The mansion, a major city tourist attraction at 2000 W. Wisconsin Ave., has named Pamela Williams-Lime, lately president of the Trout Museum of Art in Appleton, as its first president. She’ll start August 1. John Eastberg, who has been at the museum for 25 years, the past three as executive director, will continue in that role.
Adam Christian, president of the Pabst Mansion board, said the board began to entertain the notion of adding a president at the beginning of this year. Williams-Lime will take responsibility for the museum’s operations, concentrating on strategic planning, financial management, community programs and member engagement, while Eastberg concentrates on the challenges of continuing restoration of the 1892 property, acquiring furnishings and maintaining its extensive archives. One particular challenge: the $8 million-plus restoration of the pavilion on the mansion’s east end – originally built as the Pabst Brewing Co.’s pavilion at the 1893 World Columbian Exposition in Chicago and later hauled to Milwaukee and eventually attached to the mansion. The mansion served for 67 years as the home of Milwaukee’s Catholic archbishops, after the death of Frederick Pabst in 1904; the pavilion was a chapel in those years.
A release from the organization says that Williams-Lime grew the number of members served each year at the Trout Museum from 25,000 to 100,000 in the six years she was there, and it quotes her as saying she sees similar potential for growth here.
“I see the increased impact that the Pabst Mansion can have on Milwaukee,” said Williams-Lime. “Milwaukee is growing, vibrant, and investing in its urban landscape. I look forward to building new relationships between the Pabst Mansion and the community.”
According to a Pabst Mansion blog, Williams-Lime and her husband have been members of the museum for several years, starting when she visited with a group tour. In 2015, she began talks with Eastberg on a collaboration with the Trout Museum, centered on member engagement. The two institutions have had a relationship since then.

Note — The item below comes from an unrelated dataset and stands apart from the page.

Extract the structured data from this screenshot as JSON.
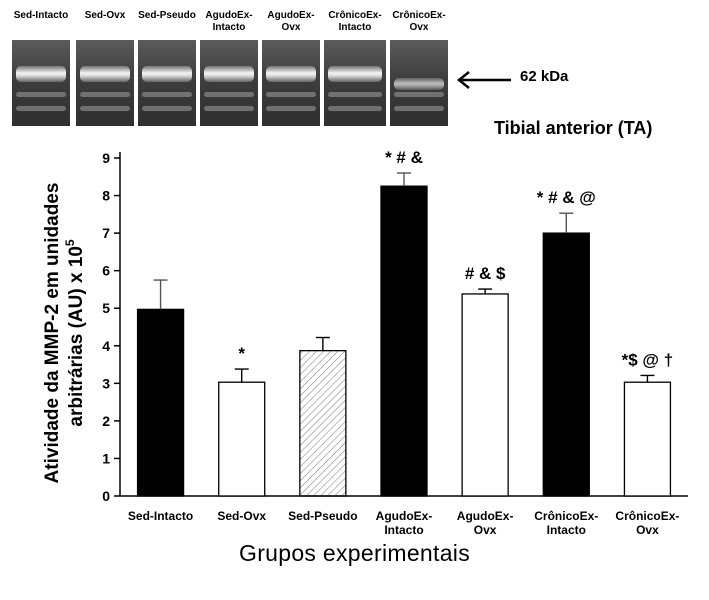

The Pabst Mansion welcomes more than 35,000 visitors a year and is on the National Register of Historic Places. The mansion was saved from demolition in 1975, after it was acquired from the Archdiocese. The organization that now runs it acquired it from interim ownership in 1978, making this year the 40th anniversary of its use as a museum. It has been restored, room by room, over those 40 years. Besides the pavilion, there’s one suite of rooms still requiring substantial restoration, Eastberg says — those of the Pabsts’ granddaughter Elsbeth.